By comparing an individual's genetic profile with databases of known correlations, companies can calculate that the person, for example, is 30 percent more likely than average to get colon cancer, 20 percent less likely to get cataracts, and 10 percent more likely to be impulsive or have anger-management issues.

Yet the probabilistic nature of those results is potentially problematic, said J. Craig Venter, the geneticist who broke scientific and cultural ground last year when his eponymous Rockville research institute spelled out his entire genetic code and posted the results on a publicly accessible database, revealing to the world that he has, among other things, genetic inclinations toward wet earwax.

It can be entertaining, Venter said, to learn one has a gene for soggy earwax. "But if you're on the receiving end of one of these tests and are told your probability of having a serious problem is 62 percent, what the hell does that mean?"

Results Can Mislead

And that is assuming the results are correct. As it turns out, many gene tests today search for DNA patterns that have been linked to a disease or trait in only one or two studies. Such findings are often overturned by later research.

Even if the findings hold up, there are countless other genes still unstudied that experts say will eventually be found to either augment or counterbalance the risks discovered to date. Until those factors -- harmful and protective -- are added to the gene chips, clients run the risk of being misled.

"This information can be quite profound," said R. Alta Charo, a professor of law and bioethics at the University of Wisconsin. "It can lead to a decision to have your breasts chopped off before you've been sick for a day or having your ovaries scooped out before you have children. These are dramatic decisions, but these products are going on the marketplace as though they were underarm deodorant."

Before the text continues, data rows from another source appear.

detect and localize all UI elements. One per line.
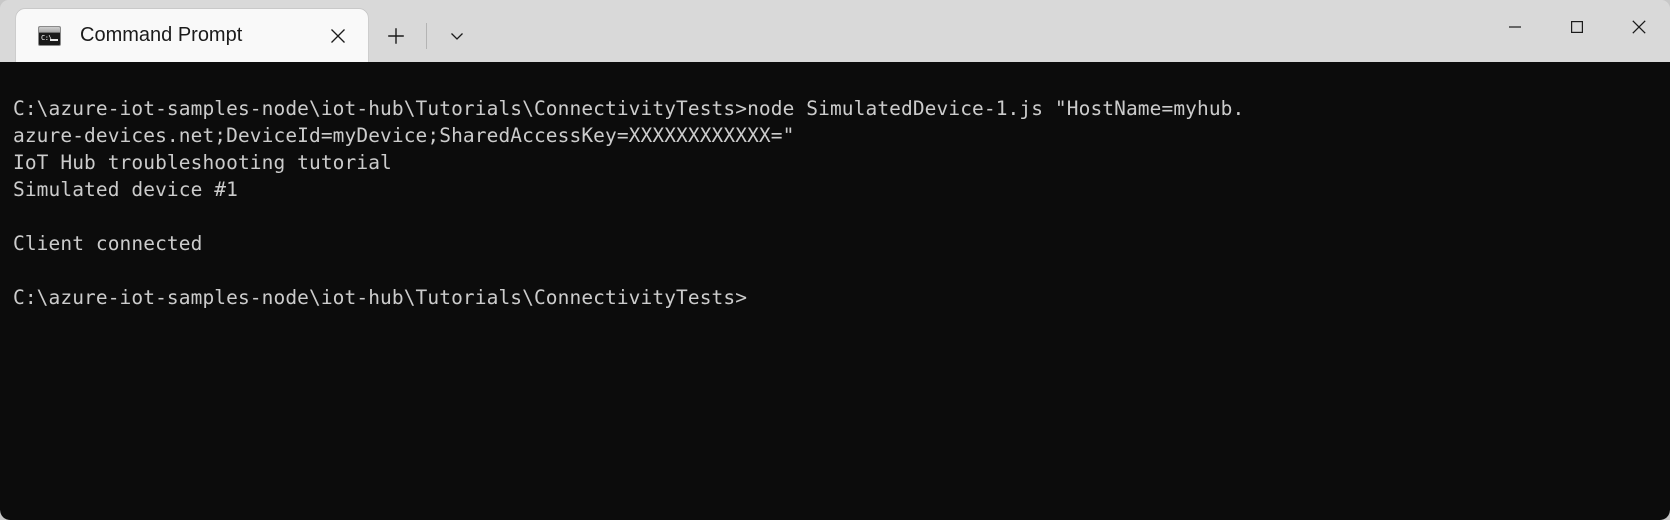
- tab-label: Command Prompt: [80, 24, 243, 46]
- tab-command-prompt[interactable]: C:\ Command Prompt: [16, 9, 368, 62]
- chevron-down-icon[interactable]: [435, 15, 479, 57]
- new-tab-icon[interactable]: [374, 15, 418, 57]
- maximize-button[interactable]: [1546, 0, 1608, 53]
- close-window-button[interactable]: [1608, 0, 1670, 53]
- window-caption-buttons: [1484, 0, 1670, 53]
- command-prompt-icon: C:\: [38, 25, 61, 46]
- command-prompt-window: C:\ Command Prompt C:\azure-iot-samples-…: [0, 0, 1670, 520]
- tab-strip-divider: [426, 22, 427, 49]
- tab-strip-controls: [368, 9, 479, 62]
- terminal-text: C:\azure-iot-samples-node\iot-hub\Tutori…: [13, 97, 1245, 309]
- close-tab-icon[interactable]: [318, 16, 358, 56]
- title-bar[interactable]: C:\ Command Prompt: [0, 0, 1670, 62]
- minimize-button[interactable]: [1484, 0, 1546, 53]
- icon-cursor-underscore: [50, 38, 58, 41]
- icon-titlebar-stripe: [39, 26, 60, 33]
- terminal-output-area[interactable]: C:\azure-iot-samples-node\iot-hub\Tutori…: [0, 62, 1670, 520]
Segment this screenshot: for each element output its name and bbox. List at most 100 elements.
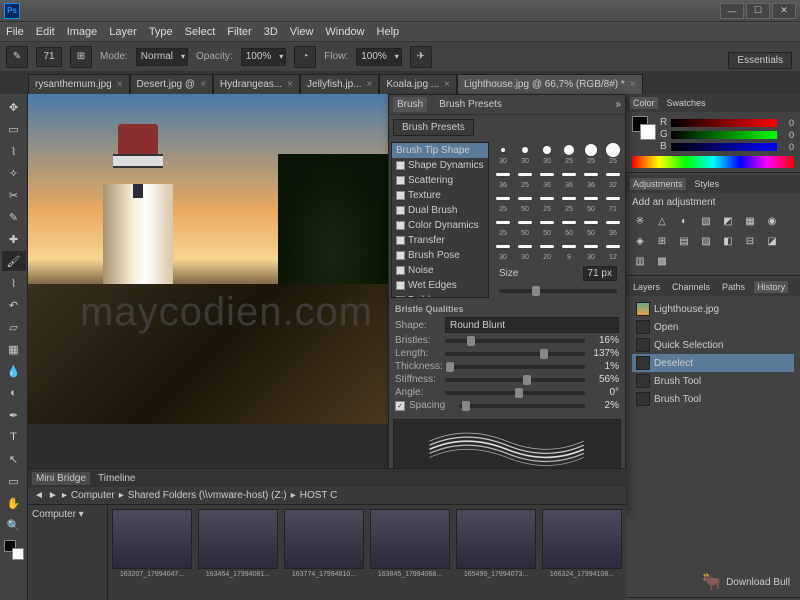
brush-option-dual-brush[interactable]: Dual Brush xyxy=(392,203,488,218)
brush-tip[interactable]: 25 xyxy=(603,142,623,165)
brush-tip[interactable]: 50 xyxy=(581,214,601,237)
chevron-right-icon[interactable]: » xyxy=(615,99,621,110)
r-value[interactable]: 0 xyxy=(780,118,794,128)
shape-tool-icon[interactable]: ▭ xyxy=(2,471,26,491)
spacing-slider[interactable] xyxy=(459,404,585,408)
dodge-tool-icon[interactable]: ◐ xyxy=(2,383,26,403)
brush-option-noise[interactable]: Noise xyxy=(392,263,488,278)
gradient-tool-icon[interactable]: ▦ xyxy=(2,339,26,359)
adjustment-icon[interactable]: ◪ xyxy=(764,234,780,248)
close-icon[interactable]: × xyxy=(630,79,636,90)
menu-window[interactable]: Window xyxy=(325,26,364,38)
b-value[interactable]: 0 xyxy=(780,142,794,152)
b-slider[interactable] xyxy=(671,143,777,151)
thumbnail[interactable]: 163845_17994068... xyxy=(370,509,450,596)
history-document[interactable]: Lighthouse.jpg xyxy=(632,300,794,318)
checkbox-icon[interactable] xyxy=(396,221,405,230)
brush-option-color-dynamics[interactable]: Color Dynamics xyxy=(392,218,488,233)
adjustment-icon[interactable]: ▥ xyxy=(632,254,648,268)
spacing-checkbox[interactable]: ✓ xyxy=(395,401,405,411)
back-icon[interactable]: ◄ xyxy=(34,490,44,501)
eyedropper-tool-icon[interactable]: ✎ xyxy=(2,207,26,227)
maximize-button[interactable]: ☐ xyxy=(746,3,770,19)
brush-tip[interactable]: 71 xyxy=(603,190,623,213)
doc-tab[interactable]: Desert.jpg @× xyxy=(130,74,213,94)
menu-layer[interactable]: Layer xyxy=(109,26,137,38)
brush-tip[interactable]: 30 xyxy=(515,238,535,261)
adjustment-icon[interactable]: ◧ xyxy=(720,234,736,248)
opacity-dropdown[interactable]: 100% xyxy=(241,48,287,66)
brush-option-build-up[interactable]: Build-up xyxy=(392,293,488,298)
lasso-tool-icon[interactable]: ⌇ xyxy=(2,141,26,161)
brush-tool-icon[interactable]: 🖌 xyxy=(2,251,26,271)
brush-presets-button[interactable]: Brush Presets xyxy=(393,119,474,136)
doc-tab[interactable]: rysanthemum.jpg× xyxy=(28,74,130,94)
pen-tool-icon[interactable]: ✒ xyxy=(2,405,26,425)
history-item[interactable]: Deselect xyxy=(632,354,794,372)
tab-channels[interactable]: Channels xyxy=(669,281,713,293)
size-value[interactable]: 71 px xyxy=(583,266,617,281)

Exacerbating the problem is that virtually no one is watching over the industry. The Food and Drug Administration does not regulate most gene-based tests, and there is no federal proficiency-testing system for companies offering them.

So while some of the new companies, including 23andMe, Knome and Navigenics of Redwood Shores, Calif., boast solid teams of renowned researchers and emphasize that the information they provide is not diagnostic, other outlets inhabit the scientific fringe.